Subscribe and stay up to date with the latest news and the most important events of the day.

8 comments
Information
Dear reader, to leave comments on the publication, you must sign in.
  1. 0
    22 March 2023 11: 53
    Only all sorts of losers can take to the streets: lumpen, marginals, straight men and paid agents of Putin

    Judging by what is happening, France has become a country of complete marginals.
    This is what a real modern democratic European country means.
    This is how it is today, capitalism with a human face, a police baton and ..... and where it gets to.
    1. -2
      22 March 2023 14: 56
      Well, I invite you to come and demonstrate in France. You will find discrepancies between what the press says and the reality of the area.
  2. +1
    22 March 2023 12: 02
    The fact is that France, in fact, is the only NATO bastion on the continent impregnable for Russia.

    And the rest turns out to be attacked? With the current army? Funny.

    It is not clear how exactly the author is going to support the French protests. Russian media are banned in the West, the information war has long been lost. Medvedev, if anyone reads there, then a clear minority. The vast majority only watch their TV and are not at all interested in what the Russians say there. Well, even if you issue a call for the overthrow of the regime and it somehow miraculously disperses into the broad masses - do you think that the French will be filled with love and gratitude for the Russians? On the contrary, they will be hated for interference in their internal affairs. Because Macron is different, but still his own. Unlike the evil eastern barbarians.
    1. 0
      22 March 2023 14: 59
      But the French have information about what is happening in Russia and also about what is happening elsewhere. Sources are not only television or the press, but also friendly relations with different peoples.

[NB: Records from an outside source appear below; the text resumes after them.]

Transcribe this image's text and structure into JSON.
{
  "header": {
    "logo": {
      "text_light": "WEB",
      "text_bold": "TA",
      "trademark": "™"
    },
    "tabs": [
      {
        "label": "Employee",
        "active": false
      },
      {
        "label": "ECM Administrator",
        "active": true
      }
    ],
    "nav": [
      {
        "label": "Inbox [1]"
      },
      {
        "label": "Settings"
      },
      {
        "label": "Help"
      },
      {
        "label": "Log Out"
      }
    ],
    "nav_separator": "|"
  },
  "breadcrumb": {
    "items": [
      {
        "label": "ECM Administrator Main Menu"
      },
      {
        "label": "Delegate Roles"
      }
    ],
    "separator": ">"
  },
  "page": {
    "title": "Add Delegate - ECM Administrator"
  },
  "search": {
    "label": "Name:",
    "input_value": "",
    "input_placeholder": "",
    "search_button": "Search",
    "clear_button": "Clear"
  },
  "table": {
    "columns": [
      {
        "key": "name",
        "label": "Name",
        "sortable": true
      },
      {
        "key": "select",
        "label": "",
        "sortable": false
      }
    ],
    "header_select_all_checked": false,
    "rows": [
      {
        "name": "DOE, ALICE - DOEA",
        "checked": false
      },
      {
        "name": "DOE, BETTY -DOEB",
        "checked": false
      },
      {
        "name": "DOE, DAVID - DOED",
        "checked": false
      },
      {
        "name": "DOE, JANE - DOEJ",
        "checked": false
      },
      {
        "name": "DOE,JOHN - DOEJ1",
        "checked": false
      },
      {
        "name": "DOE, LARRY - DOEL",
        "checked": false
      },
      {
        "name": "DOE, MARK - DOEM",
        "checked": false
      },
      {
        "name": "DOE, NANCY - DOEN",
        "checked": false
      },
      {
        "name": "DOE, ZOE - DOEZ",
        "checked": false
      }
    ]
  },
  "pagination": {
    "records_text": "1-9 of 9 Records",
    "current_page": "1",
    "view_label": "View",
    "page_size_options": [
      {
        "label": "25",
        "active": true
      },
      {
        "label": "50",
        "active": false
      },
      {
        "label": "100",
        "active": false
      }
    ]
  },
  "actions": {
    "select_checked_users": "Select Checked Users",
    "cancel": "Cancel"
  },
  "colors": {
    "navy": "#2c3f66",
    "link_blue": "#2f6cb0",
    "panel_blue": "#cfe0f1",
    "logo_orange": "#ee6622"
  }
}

      And we sometimes know before our Russian friends what is happening in Russia.
      1. 0
        22 March 2023 16: 24
        How many French? The vast majority of this information is from the media. From their own media, because the enemy's are prohibited.
        1. 0
          22 March 2023 22: 26
          The press and television have long ceased to be used in Western societies as a source of information. Topics are too limited and too unanimous to reflect spontaneous, unselected information.
          Sources are now mobile apps with limited network access without moderators.
          On the one hand, information comes in raw, often in large quantities, for the same event, so analytical skills and event analysis are needed to unlock its full potential;
          On the other hand, networks that transmit information without moderating or even interpreting or locating events are faster than radio or television media that are subject to broadcast rules.

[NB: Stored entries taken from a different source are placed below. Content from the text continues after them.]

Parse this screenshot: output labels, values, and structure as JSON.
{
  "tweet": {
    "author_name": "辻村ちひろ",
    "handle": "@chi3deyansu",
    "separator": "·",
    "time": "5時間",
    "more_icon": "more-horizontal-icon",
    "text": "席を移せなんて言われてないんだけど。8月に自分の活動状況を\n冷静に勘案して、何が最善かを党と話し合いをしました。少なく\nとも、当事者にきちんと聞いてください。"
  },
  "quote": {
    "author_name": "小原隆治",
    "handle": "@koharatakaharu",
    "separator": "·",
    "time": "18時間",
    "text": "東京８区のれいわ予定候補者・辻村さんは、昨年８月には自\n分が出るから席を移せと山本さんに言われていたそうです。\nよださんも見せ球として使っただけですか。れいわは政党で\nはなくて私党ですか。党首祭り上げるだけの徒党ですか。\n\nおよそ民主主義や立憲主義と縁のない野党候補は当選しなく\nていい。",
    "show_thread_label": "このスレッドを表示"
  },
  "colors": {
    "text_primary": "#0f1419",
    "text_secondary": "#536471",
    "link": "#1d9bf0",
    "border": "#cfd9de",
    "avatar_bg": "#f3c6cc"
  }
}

          But we can no longer claim that the information is hidden...quite the contrary!
  3. 0
    22 March 2023 15: 12
    The source of today's turmoil is actually the method used to profoundly change the retirement age using a corrective funding text. But there are good sides to the reform, and one must agree that all Russians would like such a pension system.

    And what harms the French mind, such as this method, not the goal, that the method facilitates the transition (reformatting was not necessary from a financial point of view, it is manifested by an obligation to European laws that Macron said he would not comply with during his period complete in 2017).

    And indeed, in the spirit of a Frenchman, when they laugh at him, he has only one desire - to break everything in order to restore everything.

    And the problem for now is that if the president persists, he will soon have no means to contain the relative calm of the protests.

    In France, a silent demonstration is 3 million people on the street.
  4. 0
    22 March 2023 16: 47
    And it is simply unprofitable for Russia to cover protests over the pension reform, given how in our time all the media praised a similar reform.